A ciò si potrebbe controbattere che, visto l'autonomia di cui godono, avrebbero potuto pensare a questo gli stessi governi scozzesi senza aspettare i soliti interventi da Londra.

Se da un lato negli ultimi anni l'Inghilterra ha tagliato i sussidi in tutto il Regno Unito, è altrettanto vero che gli Scozzesi si sono appoggiati molto alla politica dei benefits che in Gran Bretagna è ancora forte e che in Italia possiamo solo sognare: case gratuite, assegni di disoccupazione, assegni familiari, bonus per ogni bambino nato, uffici di collocamento che funzionano et cetera et cetera.

Nick Farrell, un giornalista inglese che scrive per "Il Giornale", descrive gli Scozzesi come dei piagnoni che si aspettano continuamente l'aiuto di Londra e intanto continuano a ricevere benefits, fondi e concessioni di autonomie.

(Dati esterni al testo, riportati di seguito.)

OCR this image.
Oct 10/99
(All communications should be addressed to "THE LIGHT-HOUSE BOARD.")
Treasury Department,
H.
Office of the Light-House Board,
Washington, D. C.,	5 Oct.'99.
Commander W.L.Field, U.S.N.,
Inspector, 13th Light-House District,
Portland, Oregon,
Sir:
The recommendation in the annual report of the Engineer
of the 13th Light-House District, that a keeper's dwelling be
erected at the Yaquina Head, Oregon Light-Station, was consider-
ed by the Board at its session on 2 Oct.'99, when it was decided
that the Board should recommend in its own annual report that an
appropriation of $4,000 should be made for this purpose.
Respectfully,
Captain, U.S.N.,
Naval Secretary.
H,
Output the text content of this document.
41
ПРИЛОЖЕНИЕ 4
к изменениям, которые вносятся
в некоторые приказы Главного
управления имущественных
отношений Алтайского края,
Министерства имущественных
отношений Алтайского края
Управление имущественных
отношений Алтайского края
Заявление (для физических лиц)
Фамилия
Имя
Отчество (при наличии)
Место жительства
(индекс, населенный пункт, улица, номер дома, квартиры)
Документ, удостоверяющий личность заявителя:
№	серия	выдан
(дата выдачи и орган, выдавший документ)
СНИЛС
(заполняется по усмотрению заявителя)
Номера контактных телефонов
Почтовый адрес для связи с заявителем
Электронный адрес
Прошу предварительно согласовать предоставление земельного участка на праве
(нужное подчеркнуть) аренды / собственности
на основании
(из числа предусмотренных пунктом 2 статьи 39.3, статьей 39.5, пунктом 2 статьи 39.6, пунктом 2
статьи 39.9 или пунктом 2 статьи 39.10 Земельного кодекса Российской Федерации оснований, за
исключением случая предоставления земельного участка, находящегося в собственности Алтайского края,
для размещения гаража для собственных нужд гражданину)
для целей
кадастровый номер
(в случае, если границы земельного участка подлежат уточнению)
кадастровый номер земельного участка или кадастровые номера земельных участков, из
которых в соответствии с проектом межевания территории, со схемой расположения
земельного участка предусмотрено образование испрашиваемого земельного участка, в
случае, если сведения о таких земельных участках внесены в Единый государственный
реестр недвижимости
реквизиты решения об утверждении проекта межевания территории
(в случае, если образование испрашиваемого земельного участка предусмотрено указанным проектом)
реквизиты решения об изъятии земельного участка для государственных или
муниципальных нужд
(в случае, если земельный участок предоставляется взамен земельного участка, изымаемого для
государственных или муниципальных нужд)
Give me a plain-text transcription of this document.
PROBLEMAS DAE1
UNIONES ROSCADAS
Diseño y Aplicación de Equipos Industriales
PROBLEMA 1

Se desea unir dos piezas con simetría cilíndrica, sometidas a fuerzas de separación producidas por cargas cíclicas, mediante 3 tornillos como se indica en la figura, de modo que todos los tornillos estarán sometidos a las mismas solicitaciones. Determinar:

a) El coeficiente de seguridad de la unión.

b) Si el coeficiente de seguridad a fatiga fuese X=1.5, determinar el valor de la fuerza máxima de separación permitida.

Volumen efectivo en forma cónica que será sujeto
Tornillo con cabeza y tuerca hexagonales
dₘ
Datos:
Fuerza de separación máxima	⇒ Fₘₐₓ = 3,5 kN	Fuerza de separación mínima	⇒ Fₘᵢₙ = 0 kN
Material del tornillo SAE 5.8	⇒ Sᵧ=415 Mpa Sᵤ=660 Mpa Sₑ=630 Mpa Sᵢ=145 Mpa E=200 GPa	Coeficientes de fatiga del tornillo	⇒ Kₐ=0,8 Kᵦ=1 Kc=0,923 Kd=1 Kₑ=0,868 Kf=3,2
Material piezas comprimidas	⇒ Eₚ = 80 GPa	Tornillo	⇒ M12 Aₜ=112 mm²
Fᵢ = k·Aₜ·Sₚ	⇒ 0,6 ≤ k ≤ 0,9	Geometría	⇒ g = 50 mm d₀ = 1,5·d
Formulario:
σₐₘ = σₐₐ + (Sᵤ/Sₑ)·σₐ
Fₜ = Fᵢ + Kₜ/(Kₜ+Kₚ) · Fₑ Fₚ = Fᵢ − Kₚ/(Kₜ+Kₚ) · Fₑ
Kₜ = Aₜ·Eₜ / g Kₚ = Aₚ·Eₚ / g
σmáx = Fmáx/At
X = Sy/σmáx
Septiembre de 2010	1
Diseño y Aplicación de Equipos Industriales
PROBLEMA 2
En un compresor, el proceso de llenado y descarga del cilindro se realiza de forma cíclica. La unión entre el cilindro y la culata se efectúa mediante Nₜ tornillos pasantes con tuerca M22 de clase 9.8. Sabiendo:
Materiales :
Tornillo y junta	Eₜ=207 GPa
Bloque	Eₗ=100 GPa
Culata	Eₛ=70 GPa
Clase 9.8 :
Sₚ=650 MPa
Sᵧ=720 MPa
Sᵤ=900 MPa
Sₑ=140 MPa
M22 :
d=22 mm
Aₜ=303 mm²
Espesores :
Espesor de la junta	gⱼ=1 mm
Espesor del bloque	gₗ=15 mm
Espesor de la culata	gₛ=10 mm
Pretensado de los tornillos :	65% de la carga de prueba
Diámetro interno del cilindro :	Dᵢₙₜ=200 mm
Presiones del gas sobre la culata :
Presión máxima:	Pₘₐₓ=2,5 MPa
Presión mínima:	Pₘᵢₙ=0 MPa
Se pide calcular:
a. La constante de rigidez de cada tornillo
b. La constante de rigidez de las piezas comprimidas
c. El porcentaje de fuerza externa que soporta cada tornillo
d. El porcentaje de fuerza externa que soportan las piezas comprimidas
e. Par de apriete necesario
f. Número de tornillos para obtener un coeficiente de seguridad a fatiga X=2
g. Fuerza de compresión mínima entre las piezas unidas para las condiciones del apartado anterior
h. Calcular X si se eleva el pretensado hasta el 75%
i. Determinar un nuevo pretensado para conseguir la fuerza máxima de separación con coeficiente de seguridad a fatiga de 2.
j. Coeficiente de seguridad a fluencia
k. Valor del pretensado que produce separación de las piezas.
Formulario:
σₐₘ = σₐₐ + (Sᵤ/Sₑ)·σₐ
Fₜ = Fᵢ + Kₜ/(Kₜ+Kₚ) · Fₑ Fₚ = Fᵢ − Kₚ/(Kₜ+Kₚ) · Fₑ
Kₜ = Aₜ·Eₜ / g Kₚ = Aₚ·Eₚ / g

In definitiva, ai discendenti di Braveheart l'indipendenza non conviene.

Lo stesso Primo Ministro e leader del Partito della Nazione Scozzese, Alex Salmond, ha dato prova di debolezza nelle sue rivendicazioni: ha ottenuto il referendum sulla indipendenza ma ha chiesto, in caso di vittoria, di restare sotto l'egida della Corona Britannica e di mantenere la Sterlina. Sono richieste controverse che hanno danneggiato la causa dell'indipendentismo. Inoltre il Premier Britannico David Cameron si è affrettato a promettere concessioni di autonomie ulteriori in caso di vittoria del no. Ora dovrà onorarle.

C'è un altro fattore, inoltre: gli Scozzesi sono per la maggior parte storicamente di sinistra e spesso fungono da ago della bilancia quando i laburisti vincono le elezioni al parlamento di Londra.

I laburisti, come è noto, sono antinazionalisti e sono poco propensi a battersi per cause indipendentiste.

Alla fine della fiera, la lotta per l'indipendenza scozzese del 2014 ha avuto poco di eroico e altrettanto poco di coraggioso. Non c'è stato nessun Braveheart, ma piuttosto piagnistei di persone viziate da Londra che sono ritornate nei ranghi quando il referendum le ha ricondotte alla razionalità: proprio come dei ventenni cresciuti troppo nel comfort che, dopo essersi ribellati ai genitori, hanno deciso di rimanere a vivere con loro, tornando a rispettare le loro regole.